By Kaitlyn Johns
Sports have many benefits to athletes including: improvements in physical health, social connections, and improved self-esteem. Sports can also end up creating a negative body image for young athletes once they begin entering the competition world. Society has such a skewed image of thinness and the pressure of competition on athletes, leading athletes to move towards eating disorders. Most athletes with eating disorders tend to be female, but that does not mean males don’t suffer from this disease as well. Most male athletes suffering from an eating disorder are usually in a sport where there’s a heavy emphasis on diet and physical appearance.
There was a study done on Division I NCAA athletes and over ⅓ of female athletes developed attitudes and symptoms that put them at risk for anorexia nervosa. There are three risk factors that are the main contributors to female eating disorders. This includes: the social emphasis on being thin, performance anxiety and negative self appraisal. These disorders tend to be focused more on sports that are centered around individual performance. Gymnastics is a major sport that suffers from eating disorders. Being a retiree of the sport, I have witnessed first hand on how the pressures of “wanting to be the best” effects the mind and body of young girls. Individual based sports emphasize a single person’s performance rather than looking at the team as a whole.
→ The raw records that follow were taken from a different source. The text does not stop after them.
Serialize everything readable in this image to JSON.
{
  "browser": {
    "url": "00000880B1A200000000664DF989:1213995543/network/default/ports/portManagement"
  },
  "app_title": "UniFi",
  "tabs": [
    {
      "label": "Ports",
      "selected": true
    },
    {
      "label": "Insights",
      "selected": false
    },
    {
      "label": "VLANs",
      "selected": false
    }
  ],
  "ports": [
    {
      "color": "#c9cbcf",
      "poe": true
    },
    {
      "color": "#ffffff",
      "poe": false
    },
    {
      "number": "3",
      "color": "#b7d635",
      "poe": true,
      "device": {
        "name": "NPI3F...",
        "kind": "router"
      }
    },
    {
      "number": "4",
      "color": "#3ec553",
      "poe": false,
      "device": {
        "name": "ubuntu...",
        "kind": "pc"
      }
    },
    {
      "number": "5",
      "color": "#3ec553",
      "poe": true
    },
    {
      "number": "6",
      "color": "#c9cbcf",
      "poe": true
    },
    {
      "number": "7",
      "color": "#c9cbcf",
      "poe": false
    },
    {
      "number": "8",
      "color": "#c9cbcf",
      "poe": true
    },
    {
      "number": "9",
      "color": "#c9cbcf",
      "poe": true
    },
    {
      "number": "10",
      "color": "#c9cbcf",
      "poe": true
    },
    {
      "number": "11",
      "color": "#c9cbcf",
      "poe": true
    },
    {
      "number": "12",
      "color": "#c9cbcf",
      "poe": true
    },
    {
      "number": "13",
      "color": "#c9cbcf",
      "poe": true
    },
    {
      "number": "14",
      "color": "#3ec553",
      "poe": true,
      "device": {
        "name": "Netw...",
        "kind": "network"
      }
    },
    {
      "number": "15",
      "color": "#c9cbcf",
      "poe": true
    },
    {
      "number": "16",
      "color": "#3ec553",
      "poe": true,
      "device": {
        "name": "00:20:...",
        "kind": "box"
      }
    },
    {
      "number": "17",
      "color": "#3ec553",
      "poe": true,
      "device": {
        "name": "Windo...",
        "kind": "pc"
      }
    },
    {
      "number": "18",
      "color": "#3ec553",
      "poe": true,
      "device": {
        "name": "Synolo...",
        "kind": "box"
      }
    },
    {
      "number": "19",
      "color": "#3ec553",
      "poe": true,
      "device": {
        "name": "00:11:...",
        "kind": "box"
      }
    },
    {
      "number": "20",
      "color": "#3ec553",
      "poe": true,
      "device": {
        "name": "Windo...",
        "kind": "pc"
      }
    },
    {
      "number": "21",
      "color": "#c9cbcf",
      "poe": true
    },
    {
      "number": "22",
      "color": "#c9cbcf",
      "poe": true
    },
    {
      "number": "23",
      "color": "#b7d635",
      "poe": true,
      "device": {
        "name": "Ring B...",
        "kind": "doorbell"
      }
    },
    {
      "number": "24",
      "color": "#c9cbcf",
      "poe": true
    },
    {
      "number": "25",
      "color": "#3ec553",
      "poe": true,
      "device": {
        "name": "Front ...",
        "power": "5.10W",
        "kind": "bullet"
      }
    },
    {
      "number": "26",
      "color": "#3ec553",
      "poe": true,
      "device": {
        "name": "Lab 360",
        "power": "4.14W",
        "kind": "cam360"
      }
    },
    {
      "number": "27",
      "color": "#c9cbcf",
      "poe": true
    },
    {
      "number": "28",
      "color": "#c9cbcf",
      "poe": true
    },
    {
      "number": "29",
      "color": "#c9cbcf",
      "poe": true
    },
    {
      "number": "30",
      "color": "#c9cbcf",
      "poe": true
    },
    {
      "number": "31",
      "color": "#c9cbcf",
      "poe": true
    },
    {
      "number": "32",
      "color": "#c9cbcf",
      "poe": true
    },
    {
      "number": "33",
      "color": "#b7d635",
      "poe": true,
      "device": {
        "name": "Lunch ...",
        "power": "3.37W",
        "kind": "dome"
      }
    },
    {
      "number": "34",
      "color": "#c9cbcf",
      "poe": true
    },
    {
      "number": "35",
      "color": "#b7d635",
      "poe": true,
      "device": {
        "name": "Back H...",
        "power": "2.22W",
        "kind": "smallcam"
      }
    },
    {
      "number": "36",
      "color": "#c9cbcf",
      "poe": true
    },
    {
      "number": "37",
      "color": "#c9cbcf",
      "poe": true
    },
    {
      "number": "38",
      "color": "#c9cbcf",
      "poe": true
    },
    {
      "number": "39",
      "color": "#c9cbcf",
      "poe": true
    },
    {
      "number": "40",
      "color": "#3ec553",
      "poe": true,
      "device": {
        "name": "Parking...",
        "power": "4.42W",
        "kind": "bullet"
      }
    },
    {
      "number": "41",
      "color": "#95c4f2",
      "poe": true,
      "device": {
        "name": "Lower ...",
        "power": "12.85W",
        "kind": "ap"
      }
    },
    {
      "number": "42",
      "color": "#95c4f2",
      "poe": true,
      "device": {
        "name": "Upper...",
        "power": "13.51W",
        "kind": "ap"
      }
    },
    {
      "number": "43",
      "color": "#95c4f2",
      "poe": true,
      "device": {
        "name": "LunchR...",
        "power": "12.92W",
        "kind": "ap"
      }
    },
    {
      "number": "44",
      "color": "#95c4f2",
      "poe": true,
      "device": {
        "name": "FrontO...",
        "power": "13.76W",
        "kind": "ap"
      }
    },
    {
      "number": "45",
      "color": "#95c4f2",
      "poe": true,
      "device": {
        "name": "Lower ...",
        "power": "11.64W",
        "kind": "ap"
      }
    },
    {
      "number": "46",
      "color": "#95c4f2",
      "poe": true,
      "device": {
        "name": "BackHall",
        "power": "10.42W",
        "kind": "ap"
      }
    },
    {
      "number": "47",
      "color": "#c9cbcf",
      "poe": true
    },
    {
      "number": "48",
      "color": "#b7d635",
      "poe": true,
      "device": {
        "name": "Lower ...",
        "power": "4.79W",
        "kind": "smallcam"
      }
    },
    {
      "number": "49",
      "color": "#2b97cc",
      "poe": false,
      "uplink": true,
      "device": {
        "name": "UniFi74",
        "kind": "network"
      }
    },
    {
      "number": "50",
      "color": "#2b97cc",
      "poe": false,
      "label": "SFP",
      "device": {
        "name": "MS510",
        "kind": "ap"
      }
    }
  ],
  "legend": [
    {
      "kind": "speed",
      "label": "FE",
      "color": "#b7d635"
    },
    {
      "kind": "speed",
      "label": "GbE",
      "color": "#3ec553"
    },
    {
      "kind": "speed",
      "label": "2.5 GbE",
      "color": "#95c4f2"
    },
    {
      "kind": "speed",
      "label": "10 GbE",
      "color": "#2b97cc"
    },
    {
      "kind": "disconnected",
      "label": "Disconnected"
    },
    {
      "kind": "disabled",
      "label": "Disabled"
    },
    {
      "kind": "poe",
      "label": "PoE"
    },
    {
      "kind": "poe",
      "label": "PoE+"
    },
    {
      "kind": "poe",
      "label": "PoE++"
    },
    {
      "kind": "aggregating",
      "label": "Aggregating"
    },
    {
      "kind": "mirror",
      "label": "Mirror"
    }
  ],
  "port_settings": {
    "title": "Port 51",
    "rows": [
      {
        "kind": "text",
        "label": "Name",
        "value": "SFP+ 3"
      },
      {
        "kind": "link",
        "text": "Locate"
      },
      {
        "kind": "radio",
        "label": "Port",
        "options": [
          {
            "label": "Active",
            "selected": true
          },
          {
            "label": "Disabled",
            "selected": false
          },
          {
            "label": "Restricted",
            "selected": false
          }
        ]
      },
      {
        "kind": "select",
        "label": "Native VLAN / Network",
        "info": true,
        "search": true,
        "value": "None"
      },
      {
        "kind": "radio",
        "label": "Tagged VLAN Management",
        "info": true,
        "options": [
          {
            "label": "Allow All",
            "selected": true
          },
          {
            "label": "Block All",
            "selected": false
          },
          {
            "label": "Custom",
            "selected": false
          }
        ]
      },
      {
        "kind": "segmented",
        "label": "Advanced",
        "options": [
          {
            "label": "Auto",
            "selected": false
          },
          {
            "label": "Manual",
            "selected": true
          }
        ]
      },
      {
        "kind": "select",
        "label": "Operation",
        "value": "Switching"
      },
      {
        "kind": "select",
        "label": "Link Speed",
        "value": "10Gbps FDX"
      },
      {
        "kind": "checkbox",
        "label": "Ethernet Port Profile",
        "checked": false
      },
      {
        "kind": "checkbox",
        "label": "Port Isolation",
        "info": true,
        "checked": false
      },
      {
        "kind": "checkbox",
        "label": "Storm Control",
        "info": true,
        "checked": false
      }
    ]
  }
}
This puts more pressure on the athlete to perform and look their best.
While there is no definitive way to eliminate eating disorders from competitive sports, there are some ways to improve an athlete’s environment to steer them away from believing an eating disorder is their only choice. Ways to help include education from the coaches about positive, healthy lifestyles and communication improvements and focusing more on motivation and enthusiasm for the sport rather than on performance and body weight.